# Need to replace Pushmatic panel?



## mdshunk (Dec 4, 2005)

The Pushmatic panel is one of my all time favorites. It was one of the only residential panels with bolt on breakers, which eliminates a common failure point. They only lasted in production until the early 80's. They were hard for older folks to press in and out, and sometime if you didn't press them hard enough, you might have thought the circuit was off, when it actually indicates 'on'. In any event, they always tripped when they were supposed to. There is some urban myth to the contrary, but that was never the case.

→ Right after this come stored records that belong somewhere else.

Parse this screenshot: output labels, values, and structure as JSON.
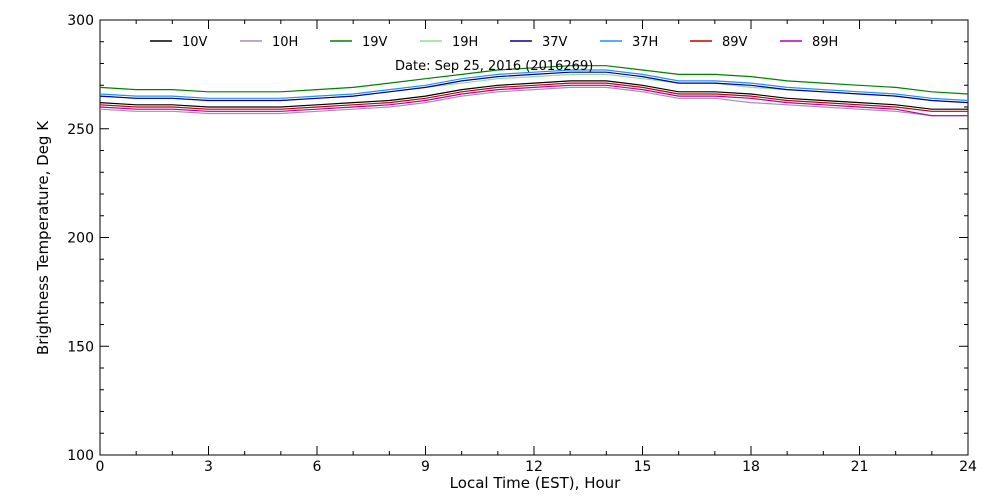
{
  "chart_data": {
    "type": "line",
    "annotation": "Date: Sep 25, 2016 (2016269)",
    "xlabel": "Local Time (EST), Hour",
    "ylabel": "Brightness Temperature, Deg K",
    "xlim": [
      0,
      24
    ],
    "ylim": [
      100,
      300
    ],
    "x_ticks": [
      0,
      3,
      6,
      9,
      12,
      15,
      18,
      21,
      24
    ],
    "x_tick_labels": [
      "0",
      "3",
      "6",
      "9",
      "12",
      "15",
      "18",
      "21",
      "24"
    ],
    "y_ticks": [
      100,
      150,
      200,
      250,
      300
    ],
    "y_tick_labels": [
      "100",
      "150",
      "200",
      "250",
      "300"
    ],
    "grid": false,
    "legend_position": "top",
    "x": [
      0,
      1,
      2,
      3,
      4,
      5,
      6,
      7,
      8,
      9,
      10,
      11,
      12,
      13,
      14,
      15,
      16,
      17,
      18,
      19,
      20,
      21,
      22,
      23,
      24
    ],
    "series": [
      {
        "name": "10V",
        "color": "#000000",
        "values": [
          262,
          261,
          261,
          260,
          260,
          260,
          261,
          262,
          263,
          265,
          268,
          270,
          271,
          272,
          272,
          270,
          267,
          267,
          266,
          264,
          263,
          262,
          261,
          259,
          259
        ]
      },
      {
        "name": "10H",
        "color": "#a48fb0",
        "values": [
          259,
          258,
          258,
          257,
          257,
          257,
          258,
          259,
          260,
          262,
          265,
          267,
          268,
          269,
          269,
          267,
          264,
          264,
          262,
          261,
          260,
          259,
          258,
          256,
          256
        ]
      },
      {
        "name": "19V",
        "color": "#008000",
        "values": [
          269,
          268,
          268,
          267,
          267,
          267,
          268,
          269,
          271,
          273,
          275,
          277,
          278,
          279,
          279,
          277,
          275,
          275,
          274,
          272,
          271,
          270,
          269,
          267,
          266
        ]
      },
      {
        "name": "19H",
        "color": "#8ee08e",
        "values": [
          265,
          264,
          264,
          263,
          263,
          263,
          264,
          265,
          267,
          269,
          271,
          273,
          274,
          275,
          275,
          273,
          271,
          271,
          269,
          268,
          267,
          266,
          265,
          263,
          262
        ]
      },
      {
        "name": "37V",
        "color": "#00008b",
        "values": [
          265,
          264,
          264,
          263,
          263,
          263,
          264,
          265,
          267,
          269,
          272,
          274,
          275,
          276,
          276,
          274,
          271,
          271,
          270,
          268,
          267,
          266,
          265,
          263,
          262
        ]
      },
      {
        "name": "37H",
        "color": "#1e90ff",
        "values": [
          266,
          265,
          265,
          264,
          264,
          264,
          265,
          266,
          268,
          270,
          273,
          275,
          276,
          277,
          277,
          275,
          272,
          272,
          271,
          269,
          268,
          267,
          266,
          264,
          263
        ]
      },
      {
        "name": "89V",
        "color": "#c00000",
        "values": [
          261,
          260,
          260,
          259,
          259,
          259,
          260,
          261,
          262,
          264,
          267,
          269,
          270,
          271,
          271,
          269,
          266,
          266,
          265,
          263,
          262,
          261,
          260,
          258,
          258
        ]
      },
      {
        "name": "89H",
        "color": "#b000b0",
        "values": [
          260,
          259,
          259,
          258,
          258,
          258,
          259,
          260,
          261,
          263,
          266,
          268,
          269,
          270,
          270,
          268,
          265,
          265,
          264,
          262,
          261,
          260,
          259,
          256,
          256
        ]
      }
    ]
  }
}
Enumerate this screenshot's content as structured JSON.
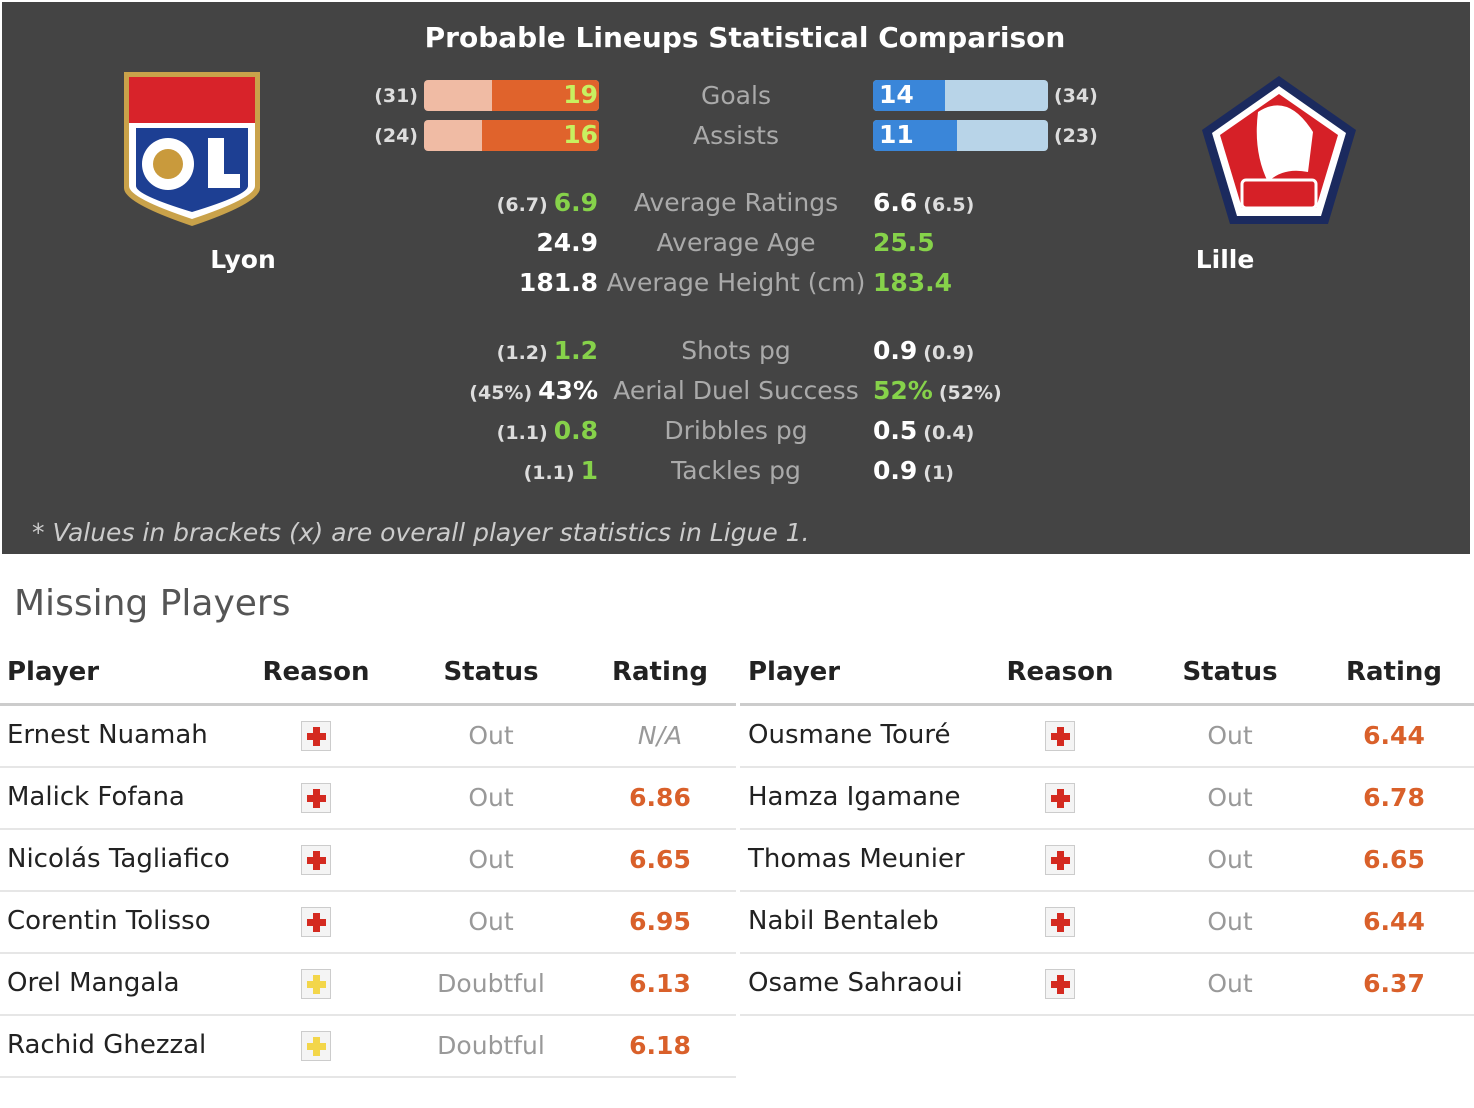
{
  "header": {
    "title": "Probable Lineups Statistical Comparison",
    "home_team": "Lyon",
    "away_team": "Lille"
  },
  "bar_stats": [
    {
      "label": "Goals",
      "home_value": 19,
      "home_overall": "(31)",
      "away_value": 14,
      "away_overall": "(34)",
      "better": "home"
    },
    {
      "label": "Assists",
      "home_value": 16,
      "home_overall": "(24)",
      "away_value": 11,
      "away_overall": "(23)",
      "better": "home"
    }
  ],
  "stats": [
    {
      "label": "Average Ratings",
      "home_value": 6.9,
      "home_overall": "(6.7)",
      "away_value": 6.6,
      "away_overall": "(6.5)",
      "better": "home"
    },
    {
      "label": "Average Age",
      "home_value": 24.9,
      "away_value": 25.5,
      "better": "away"
    },
    {
      "label": "Average Height (cm)",
      "home_value": 181.8,
      "away_value": 183.4,
      "better": "away",
      "gap_after": true
    },
    {
      "label": "Shots pg",
      "home_value": 1.2,
      "home_overall": "(1.2)",
      "away_value": 0.9,
      "away_overall": "(0.9)",
      "better": "home"
    },
    {
      "label": "Aerial Duel Success",
      "home_value": "43%",
      "home_overall": "(45%)",
      "away_value": "52%",
      "away_overall": "(52%)",
      "better": "away"
    },
    {
      "label": "Dribbles pg",
      "home_value": 0.8,
      "home_overall": "(1.1)",
      "away_value": 0.5,
      "away_overall": "(0.4)",
      "better": "home"
    },
    {
      "label": "Tackles pg",
      "home_value": 1,
      "home_overall": "(1.1)",
      "away_value": 0.9,
      "away_overall": "(1)",
      "better": "home"
    }
  ],
  "note": "* Values in brackets (x) are overall player statistics in Ligue 1.",
  "missing": {
    "title": "Missing Players",
    "columns": [
      "Player",
      "Reason",
      "Status",
      "Rating"
    ],
    "home": [
      {
        "player": "Ernest Nuamah",
        "reason_color": "#d42a20",
        "status": "Out",
        "rating": "N/A"
      },
      {
        "player": "Malick Fofana",
        "reason_color": "#d42a20",
        "status": "Out",
        "rating": 6.86
      },
      {
        "player": "Nicolás Tagliafico",
        "reason_color": "#d42a20",
        "status": "Out",
        "rating": 6.65
      },
      {
        "player": "Corentin Tolisso",
        "reason_color": "#d42a20",
        "status": "Out",
        "rating": 6.95
      },
      {
        "player": "Orel Mangala",
        "reason_color": "#f3d64a",
        "status": "Doubtful",
        "rating": 6.13
      },
      {
        "player": "Rachid Ghezzal",
        "reason_color": "#f3d64a",
        "status": "Doubtful",
        "rating": 6.18
      }
    ],
    "away": [
      {
        "player": "Ousmane Touré",
        "reason_color": "#d42a20",
        "status": "Out",
        "rating": 6.44
      },
      {
        "player": "Hamza Igamane",
        "reason_color": "#d42a20",
        "status": "Out",
        "rating": 6.78
      },
      {
        "player": "Thomas Meunier",
        "reason_color": "#d42a20",
        "status": "Out",
        "rating": 6.65
      },
      {
        "player": "Nabil Bentaleb",
        "reason_color": "#d42a20",
        "status": "Out",
        "rating": 6.44
      },
      {
        "player": "Osame Sahraoui",
        "reason_color": "#d42a20",
        "status": "Out",
        "rating": 6.37
      }
    ]
  }
}
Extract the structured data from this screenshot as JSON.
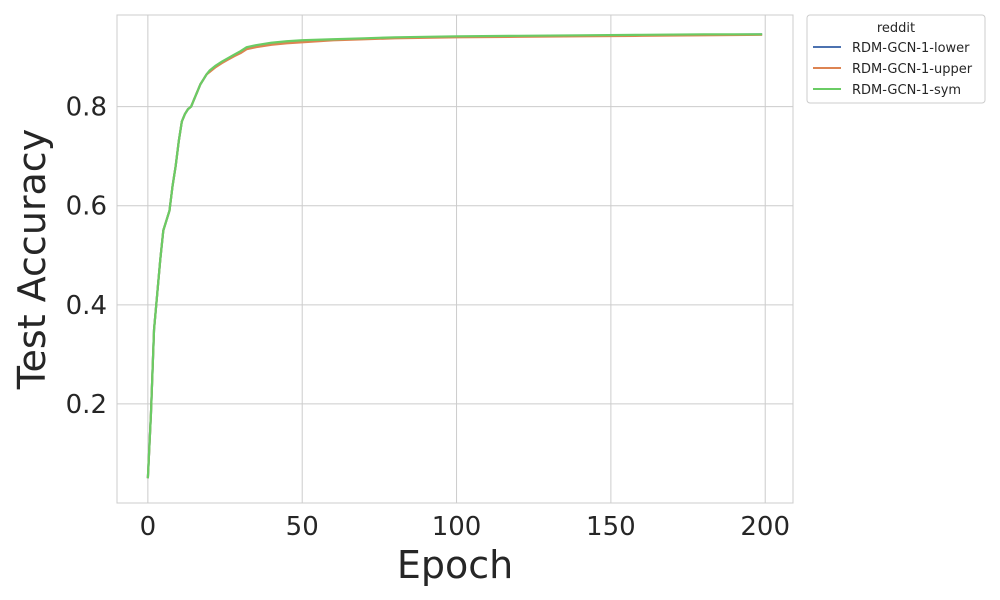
{
  "chart_data": {
    "type": "line",
    "title": "",
    "xlabel": "Epoch",
    "ylabel": "Test Accuracy",
    "xlim": [
      -10,
      209
    ],
    "ylim": [
      0.0,
      0.985
    ],
    "xticks": [
      0,
      50,
      100,
      150,
      200
    ],
    "yticks": [
      0.2,
      0.4,
      0.6,
      0.8
    ],
    "xtick_labels": [
      "0",
      "50",
      "100",
      "150",
      "200"
    ],
    "ytick_labels": [
      "0.2",
      "0.4",
      "0.6",
      "0.8"
    ],
    "grid": true,
    "legend": {
      "title": "reddit",
      "placement": "outside-upper-right"
    },
    "series": [
      {
        "name": "RDM-GCN-1-lower",
        "color": "#4c72b0",
        "x": [
          0,
          1,
          2,
          3,
          4,
          5,
          6,
          7,
          8,
          9,
          10,
          11,
          12,
          13,
          14,
          15,
          16,
          17,
          18,
          19,
          20,
          22,
          24,
          26,
          28,
          30,
          32,
          35,
          40,
          45,
          50,
          60,
          70,
          80,
          90,
          100,
          120,
          140,
          160,
          180,
          199
        ],
        "y": [
          0.05,
          0.18,
          0.35,
          0.42,
          0.49,
          0.55,
          0.57,
          0.59,
          0.64,
          0.68,
          0.73,
          0.77,
          0.785,
          0.795,
          0.8,
          0.815,
          0.83,
          0.845,
          0.855,
          0.865,
          0.872,
          0.882,
          0.89,
          0.897,
          0.904,
          0.91,
          0.918,
          0.922,
          0.927,
          0.93,
          0.932,
          0.935,
          0.937,
          0.939,
          0.94,
          0.941,
          0.942,
          0.943,
          0.944,
          0.945,
          0.946
        ]
      },
      {
        "name": "RDM-GCN-1-upper",
        "color": "#dd8452",
        "x": [
          0,
          1,
          2,
          3,
          4,
          5,
          6,
          7,
          8,
          9,
          10,
          11,
          12,
          13,
          14,
          15,
          16,
          17,
          18,
          19,
          20,
          22,
          24,
          26,
          28,
          30,
          32,
          35,
          40,
          45,
          50,
          60,
          70,
          80,
          90,
          100,
          120,
          140,
          160,
          180,
          199
        ],
        "y": [
          0.05,
          0.18,
          0.35,
          0.42,
          0.49,
          0.55,
          0.57,
          0.59,
          0.64,
          0.68,
          0.73,
          0.77,
          0.785,
          0.795,
          0.8,
          0.815,
          0.83,
          0.845,
          0.855,
          0.865,
          0.87,
          0.88,
          0.888,
          0.895,
          0.902,
          0.908,
          0.916,
          0.92,
          0.925,
          0.928,
          0.93,
          0.934,
          0.936,
          0.938,
          0.939,
          0.94,
          0.941,
          0.942,
          0.943,
          0.944,
          0.945
        ]
      },
      {
        "name": "RDM-GCN-1-sym",
        "color": "#6acc64",
        "x": [
          0,
          1,
          2,
          3,
          4,
          5,
          6,
          7,
          8,
          9,
          10,
          11,
          12,
          13,
          14,
          15,
          16,
          17,
          18,
          19,
          20,
          22,
          24,
          26,
          28,
          30,
          32,
          35,
          40,
          45,
          50,
          60,
          70,
          80,
          90,
          100,
          120,
          140,
          160,
          180,
          199
        ],
        "y": [
          0.05,
          0.18,
          0.35,
          0.42,
          0.49,
          0.55,
          0.57,
          0.59,
          0.64,
          0.68,
          0.73,
          0.77,
          0.785,
          0.795,
          0.8,
          0.815,
          0.83,
          0.845,
          0.855,
          0.865,
          0.873,
          0.883,
          0.891,
          0.898,
          0.905,
          0.912,
          0.92,
          0.924,
          0.929,
          0.932,
          0.934,
          0.936,
          0.938,
          0.94,
          0.941,
          0.942,
          0.943,
          0.944,
          0.945,
          0.946,
          0.946
        ]
      }
    ]
  }
}
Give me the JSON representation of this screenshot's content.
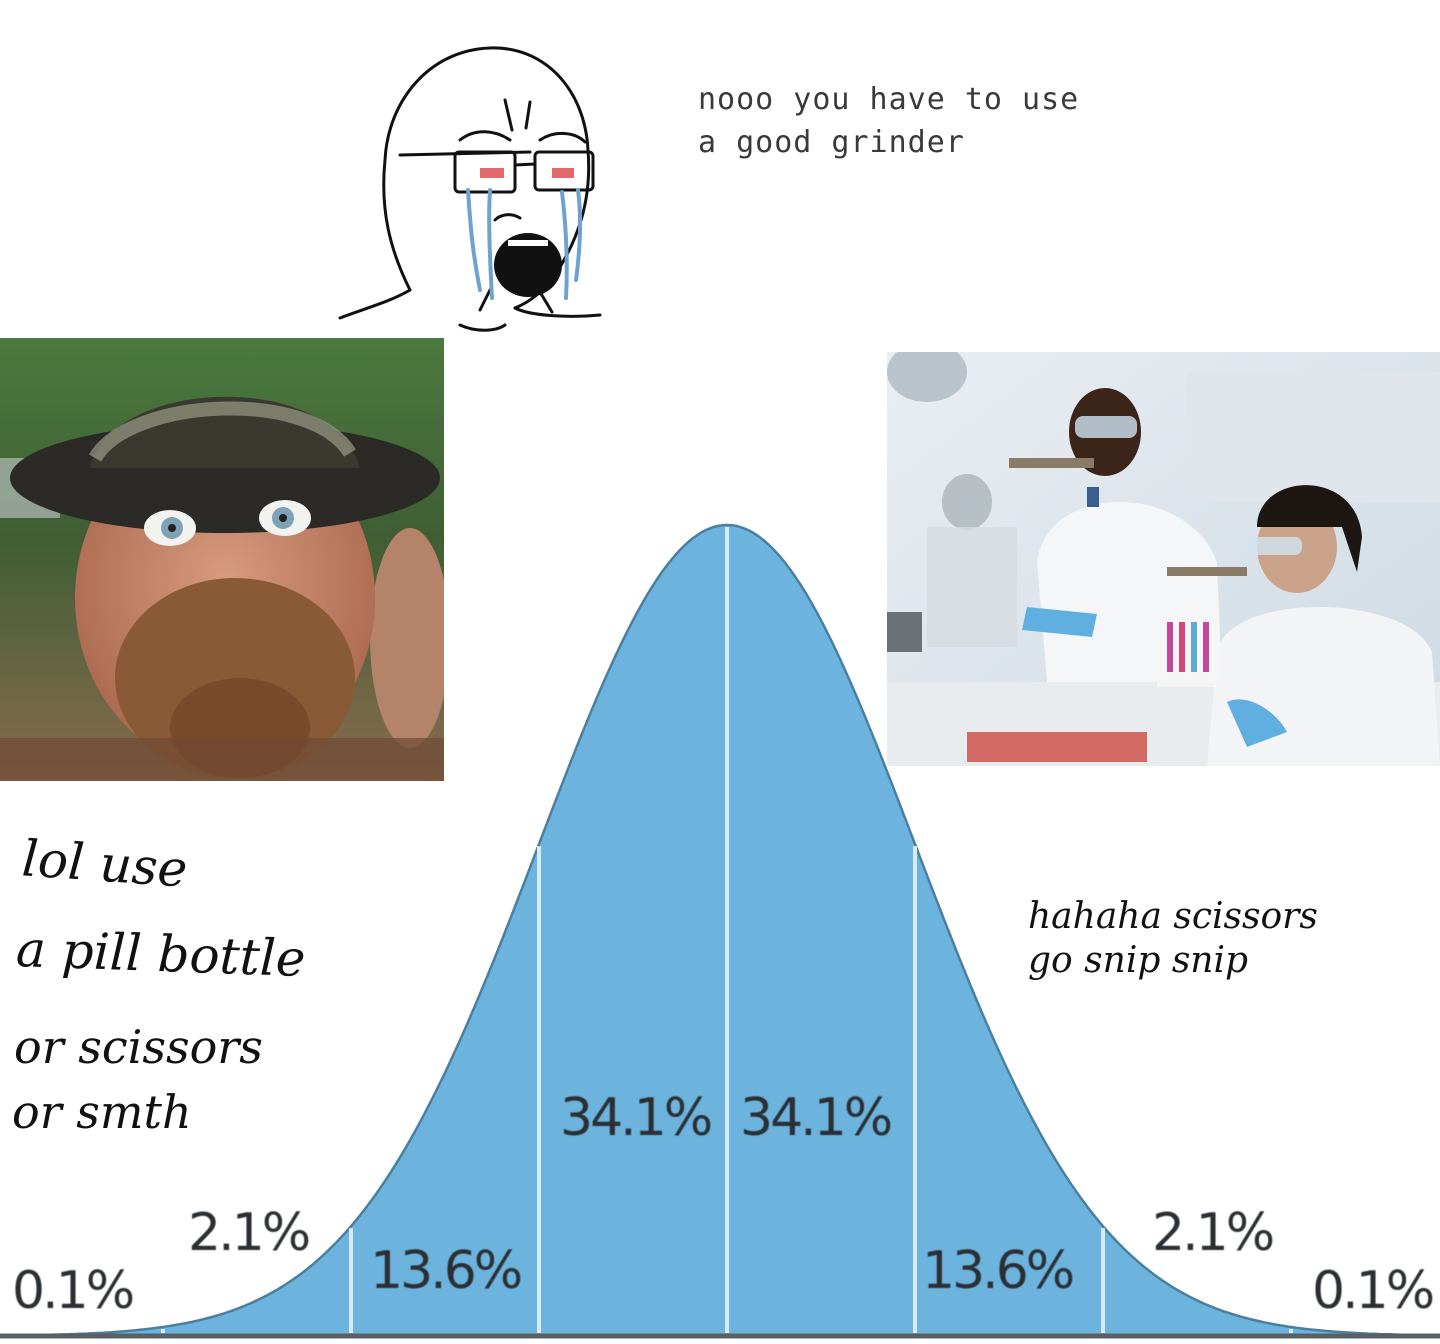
{
  "captions": {
    "top_line1": "nooo you have to use",
    "top_line2": "a good grinder",
    "left_line1": "lol use",
    "left_line2": "a pill bottle",
    "left_line3": "or scissors",
    "left_line4": "or smth",
    "right_line1": "hahaha scissors",
    "right_line2": "go snip snip"
  },
  "distribution": {
    "labels": {
      "far_left": "0.1%",
      "left_tail": "2.1%",
      "left_mid": "13.6%",
      "left_center": "34.1%",
      "right_center": "34.1%",
      "right_mid": "13.6%",
      "right_tail": "2.1%",
      "far_right": "0.1%"
    },
    "fill_color": "#6cb4de",
    "divider_color": "#d8ecf7",
    "outline_color": "#4a7fa0"
  },
  "images": {
    "left": "hillbilly-photo",
    "center": "crying-wojak",
    "right": "lab-scientists-photo"
  }
}
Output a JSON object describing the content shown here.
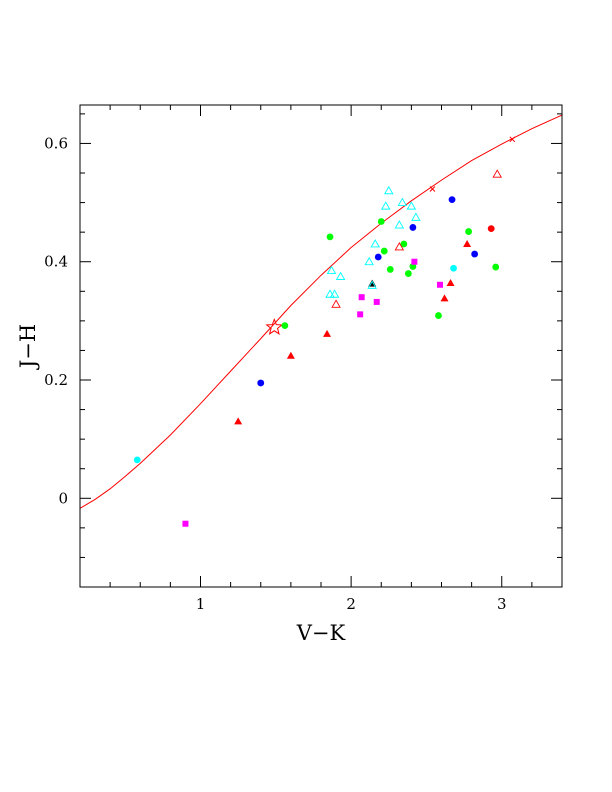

Pushmatic was called several different brands as they were bought out over the years. Pushmatic, Bulldog, ITE/Pushmatic, Seimens/Pushmatic. I'm about 99% sure that Seimens still has them, because I still get Pushmatic breakers from my Seimens dealer. 

You can replace that panel if you want to, but I see no overwhelming reason to do so. Add a subpanel of another more common brand if you feel you need to, using the last two spaces in your panel to feed that subpanel. 

Yes, the Pushmatic breakers might be a litle harder to source and a little bit more expensive than the typical Square D breaker, but most folks can deal with that. I wouldn't hold it against you if you did want to replace that panel, but unless it's suffered damage of some sort, there's just no clear reason to do so.


----------